3.2. Considere a penicilina, um fármaco que se comporta como um ácido fraco (pKa=2,74). No
momento em que a razão entre as formas ionizada e não ionizada é igual a 0,5, qual é o pH do
fluído em questão?

3.3. A brimonidina é um fármaco básico usado no tratamento do glaucoma e cujo pKa = 7,78. A
razão entre as formas não ionizada e ionizada entre uma formulação com pH 5,4 e outra
formulação com pH 7,3 irá:
a. Diminuir para metade
b. Aumentar cerca de 80 vezes
c. Diminuir cerca de 80 vezes
d. Aumentar para metade

3.4. Observe o seguinte gráfico da % da forma não ionizada de três fármacos – o ácido
acetilsalicílico, o fenobarbital e a anfetamina - em função da variação do pH.

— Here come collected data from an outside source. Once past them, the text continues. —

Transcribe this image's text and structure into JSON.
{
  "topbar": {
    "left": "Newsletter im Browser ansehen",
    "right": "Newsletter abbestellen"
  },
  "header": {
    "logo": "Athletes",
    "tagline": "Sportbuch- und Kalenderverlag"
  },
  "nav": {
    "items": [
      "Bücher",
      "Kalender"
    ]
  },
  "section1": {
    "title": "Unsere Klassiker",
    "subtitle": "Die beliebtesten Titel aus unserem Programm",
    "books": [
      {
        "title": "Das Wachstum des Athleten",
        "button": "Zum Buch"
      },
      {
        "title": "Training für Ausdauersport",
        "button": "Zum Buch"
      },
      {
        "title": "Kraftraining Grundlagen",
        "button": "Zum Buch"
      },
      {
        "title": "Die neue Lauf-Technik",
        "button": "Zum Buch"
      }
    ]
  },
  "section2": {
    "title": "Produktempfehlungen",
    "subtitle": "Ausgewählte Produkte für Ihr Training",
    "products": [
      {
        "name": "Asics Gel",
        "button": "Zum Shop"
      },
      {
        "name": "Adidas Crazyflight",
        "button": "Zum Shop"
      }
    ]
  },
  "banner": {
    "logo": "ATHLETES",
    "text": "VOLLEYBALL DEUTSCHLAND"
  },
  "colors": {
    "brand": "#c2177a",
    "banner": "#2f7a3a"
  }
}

Sabendo que o valor de pKa será igual ao valor de pH quando o fármaco se encontra 50%
dissociado (%forma ionizada=%forma não ionizada), indique, justificando, se as seguintes
afirmações são verdadeiras ou falsas:
a. o pKa do ácido acetilsalicílico encontra-se entre 3 e 4.
b. o pKa do fenobarbital é superior ao da anfetamina.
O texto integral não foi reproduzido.